All thanks to a rockstar team: Nouamane Tazi, Ferdinand Mom, Haojun Zhao, Neuralink, Mohamed Mekkouri, Leandro von Werra and Thomas Wolf.
Below are few notes about what I found fascinating, and what I’m still trying to understand.
Why Scaling LLMs Is More Than a Numbers Game
If you’ve ever wondered whether you need $10M of compute to train an LLM from scratch—the answer, increasingly, is no.
The original GPT-3 had 175B parameters. But since then, we’ve learned (thanks in part to DeepMind’s Chinchilla paper) that size alone doesn’t determine quality. Instead, scaling laws show that data volume and training strategy matter just as much—if not more—than raw parameter count.
Nanotron’s work shows how thoughtful engineering can produce strong, open models in the 1.5B range—cost-efficient, performant, and reproducible.
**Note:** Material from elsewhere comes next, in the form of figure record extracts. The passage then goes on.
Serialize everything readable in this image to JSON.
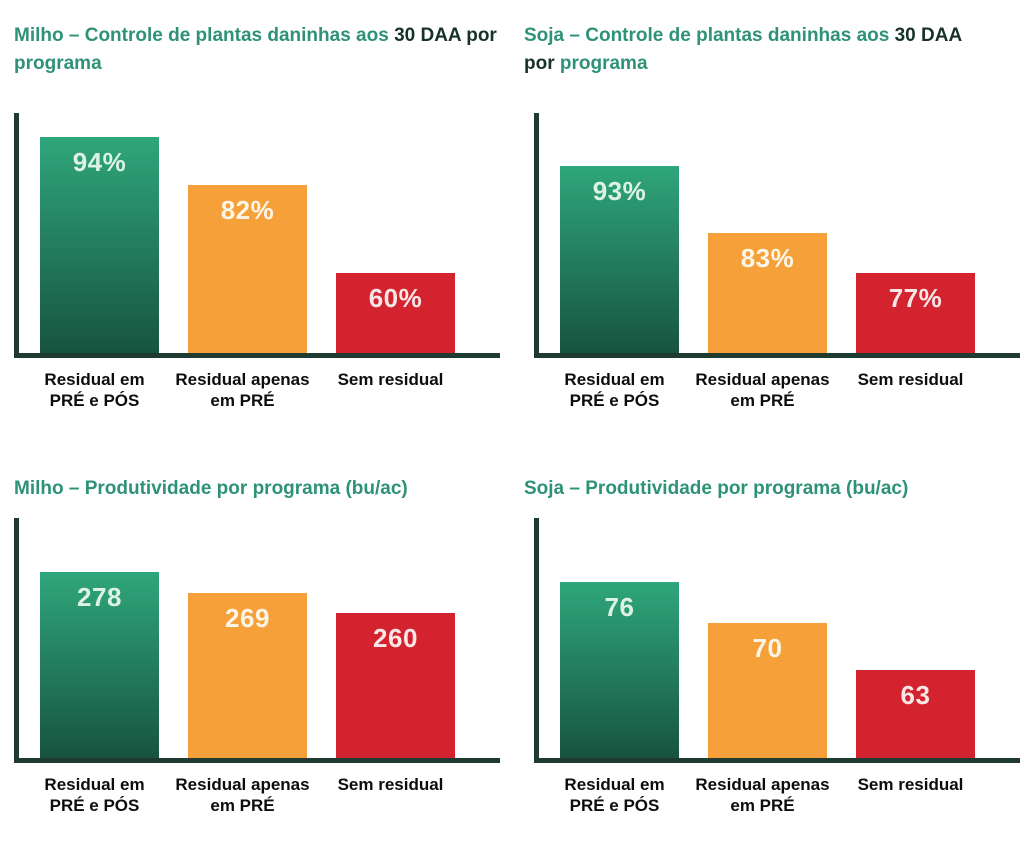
{
  "page": {
    "background": "#ffffff",
    "language": "pt-BR"
  },
  "colors": {
    "title_teal": "#2e9277",
    "title_dark": "#17322b",
    "axis": "#1e3a31",
    "category_text": "#0d0d0d",
    "bar_green_top": "#2fa67c",
    "bar_green_bottom": "#175440",
    "bar_orange": "#f5a039",
    "bar_red": "#d2232e",
    "value_on_green": "#ddf2e6",
    "value_on_orange": "#fdf5e8",
    "value_on_red": "#f9e6e6"
  },
  "chart_data": [
    {
      "id": "milho-controle-30daa",
      "type": "bar",
      "title": "Milho – Controle de plantas daninhas aos 30 DAA por programa",
      "title_segments": [
        {
          "text": "Milho – Controle de plantas daninhas aos ",
          "tone": "teal"
        },
        {
          "text": "30 DAA por",
          "tone": "dark"
        },
        {
          "text": "\nprograma",
          "tone": "teal"
        }
      ],
      "categories": [
        "Residual em\nPRÉ e PÓS",
        "Residual apenas\nem PRÉ",
        "Sem residual"
      ],
      "values": [
        94,
        82,
        60
      ],
      "value_labels": [
        "94%",
        "82%",
        "60%"
      ],
      "unit": "%",
      "bar_colors": [
        "green",
        "orange",
        "red"
      ],
      "ylim": [
        40,
        100
      ],
      "grid": false,
      "legend": false
    },
    {
      "id": "soja-controle-30daa",
      "type": "bar",
      "title": "Soja – Controle de plantas daninhas aos 30 DAA por programa",
      "title_segments": [
        {
          "text": "Soja – Controle de plantas daninhas aos ",
          "tone": "teal"
        },
        {
          "text": "30 DAA\npor",
          "tone": "dark"
        },
        {
          "text": " programa",
          "tone": "teal"
        }
      ],
      "categories": [
        "Residual em\nPRÉ e PÓS",
        "Residual apenas\nem PRÉ",
        "Sem residual"
      ],
      "values": [
        93,
        83,
        77
      ],
      "value_labels": [
        "93%",
        "83%",
        "77%"
      ],
      "unit": "%",
      "bar_colors": [
        "green",
        "orange",
        "red"
      ],
      "ylim": [
        65,
        101
      ],
      "grid": false,
      "legend": false
    },
    {
      "id": "milho-produtividade",
      "type": "bar",
      "title": "Milho – Produtividade por programa (bu/ac)",
      "title_segments": [
        {
          "text": "Milho – Produtividade por programa (bu/ac)",
          "tone": "teal"
        }
      ],
      "categories": [
        "Residual em\nPRÉ e PÓS",
        "Residual apenas\nem PRÉ",
        "Sem residual"
      ],
      "values": [
        278,
        269,
        260
      ],
      "value_labels": [
        "278",
        "269",
        "260"
      ],
      "unit": "bu/ac",
      "bar_colors": [
        "green",
        "orange",
        "red"
      ],
      "ylim": [
        196,
        302
      ],
      "grid": false,
      "legend": false
    },
    {
      "id": "soja-produtividade",
      "type": "bar",
      "title": "Soja – Produtividade por programa (bu/ac)",
      "title_segments": [
        {
          "text": "Soja – Produtividade por programa (bu/ac)",
          "tone": "teal"
        }
      ],
      "categories": [
        "Residual em\nPRÉ e PÓS",
        "Residual apenas\nem PRÉ",
        "Sem residual"
      ],
      "values": [
        76,
        70,
        63
      ],
      "value_labels": [
        "76",
        "70",
        "63"
      ],
      "unit": "bu/ac",
      "bar_colors": [
        "green",
        "orange",
        "red"
      ],
      "ylim": [
        50,
        85.5
      ],
      "grid": false,
      "legend": false
    }
  ]
}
Peeking Into Nanotron’s Playbook
The UltraScale Playbook is a gold mine of experience. It's essentially an open lab notebook that covers a bunch of aspects:
- Model architecture and tokenizer decisions
- Compute stack
- Dataset selection, cleaning, and curriculum
- Hyperparameters, learning rates, loss curves
- Observations, trade-offs, and open questions
Lessons That Stood Out
1. Scaling Isn’t Just About Parameters
A billion-parameter model sounds impressive. But if it’s poorly trained, it’s just a large failure.
Nanotron’s experiments reinforce a post-Chinchilla perspective: a smaller model trained well can outperform a larger one trained poorly. The sweet spot is in balance:
- Enough parameters to capture complexity
- Enough data to teach generalization
- Enough compute to train effectively

2. Engineering for Efficiency Is Its Own Discipline
What makes a 1.5B model feasible for a small team? A modern training stack:
- FSDP (Fully Sharded Data Parallelism)
Splits models and gradients across GPUs - ZeRO optimizations
Reduce memory load and redundancy - Mixed precision (bf16/float16)
Faster compute with minimal loss in quality - Efficient I/O and dataloading
To avoid bottlenecks when training on massive corpora
3. Data Quality > Data Quantity
One of the most interesting sections in the playbook is on curriculum learning and tokenization. Rather than simply scaling up data, Nanotron:
- Applied early-stage curriculum: Start training with simpler, cleaner texts
- Iterated tokenizer vocabularies: Byte-level vs word-piece vs adaptive schemes
- Used high-quality corpora (CCNet, RefinedWeb, etc.) rather than raw Common Crawl

Further Questions
- Right unit of “quality” for open LLMs.
- Replicability of these results on other language domains or tasks.
- How to we evaluate the long tail of generalization?